By Gwladys Fouche
OSLO, Sept 11 (Reuters) - An Indigenous Sami activist set up camp outside the Norwegian parliament on Monday to protest against wind turbines built on land traditionally used by Sami reindeer herders, saying he will stay there as long as the turbines remain in place.
Norway's supreme court in October 2021 ruled that two wind farms built at Fosen in central Norway, part of Europe's largest onshore wind farm, violated Sami rights under international conventions. But the turbines remain in operation today.
"It has been 700 days of human rights abuse and the Norwegian state has not done anything to stop it. So I have chosen to come here and set up camp until the human rights abuse stops," Mihkkal Haetta, 22, told Reuters, dressed in a traditional Sami gakti worn inside out as a sign of protest.

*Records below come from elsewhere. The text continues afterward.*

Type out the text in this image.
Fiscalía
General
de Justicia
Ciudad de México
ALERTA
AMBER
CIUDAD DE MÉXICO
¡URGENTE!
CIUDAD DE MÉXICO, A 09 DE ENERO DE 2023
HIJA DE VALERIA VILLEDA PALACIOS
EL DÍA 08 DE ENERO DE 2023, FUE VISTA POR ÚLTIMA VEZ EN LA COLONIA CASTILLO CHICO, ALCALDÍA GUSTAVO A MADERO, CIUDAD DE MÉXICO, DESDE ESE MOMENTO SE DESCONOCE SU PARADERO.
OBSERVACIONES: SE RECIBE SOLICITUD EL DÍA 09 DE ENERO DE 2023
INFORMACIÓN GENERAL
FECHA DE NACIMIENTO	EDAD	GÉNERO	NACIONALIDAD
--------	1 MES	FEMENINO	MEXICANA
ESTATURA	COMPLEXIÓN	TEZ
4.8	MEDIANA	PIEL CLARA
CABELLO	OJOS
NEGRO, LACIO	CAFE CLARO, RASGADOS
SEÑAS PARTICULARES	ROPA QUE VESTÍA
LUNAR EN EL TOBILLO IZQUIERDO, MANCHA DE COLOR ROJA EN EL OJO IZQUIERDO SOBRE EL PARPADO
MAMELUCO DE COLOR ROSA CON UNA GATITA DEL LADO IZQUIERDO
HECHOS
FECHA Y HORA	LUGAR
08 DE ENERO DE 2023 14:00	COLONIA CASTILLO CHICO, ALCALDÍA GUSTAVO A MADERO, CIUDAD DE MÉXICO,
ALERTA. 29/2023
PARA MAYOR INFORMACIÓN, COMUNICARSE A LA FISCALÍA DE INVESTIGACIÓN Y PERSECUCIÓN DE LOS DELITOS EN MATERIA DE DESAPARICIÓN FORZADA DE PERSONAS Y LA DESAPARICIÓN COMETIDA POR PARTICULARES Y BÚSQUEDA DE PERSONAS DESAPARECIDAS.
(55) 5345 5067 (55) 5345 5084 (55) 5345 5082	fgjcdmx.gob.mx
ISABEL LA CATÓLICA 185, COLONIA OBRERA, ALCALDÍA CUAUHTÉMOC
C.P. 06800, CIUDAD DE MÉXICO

"I believe that there is only one solution and that is to tear down the wind turbines at Fosen."
In February Indigenous protesters including Haetta occupied the lobby of the oil and energy ministry before police removed them.
They later occupied the entrances of 10 ministries and were joined by Greta Thunberg, who said human rights had to go hand-in-hand with climate protection and climate action.
Since the protests, the government and the reindeer herding families affected by the Fosen wind farm have been involved in mediation to resolve the conflict. No concrete measures have been announced yet.
The oil and energy ministry did not immediately reply to a request for comment.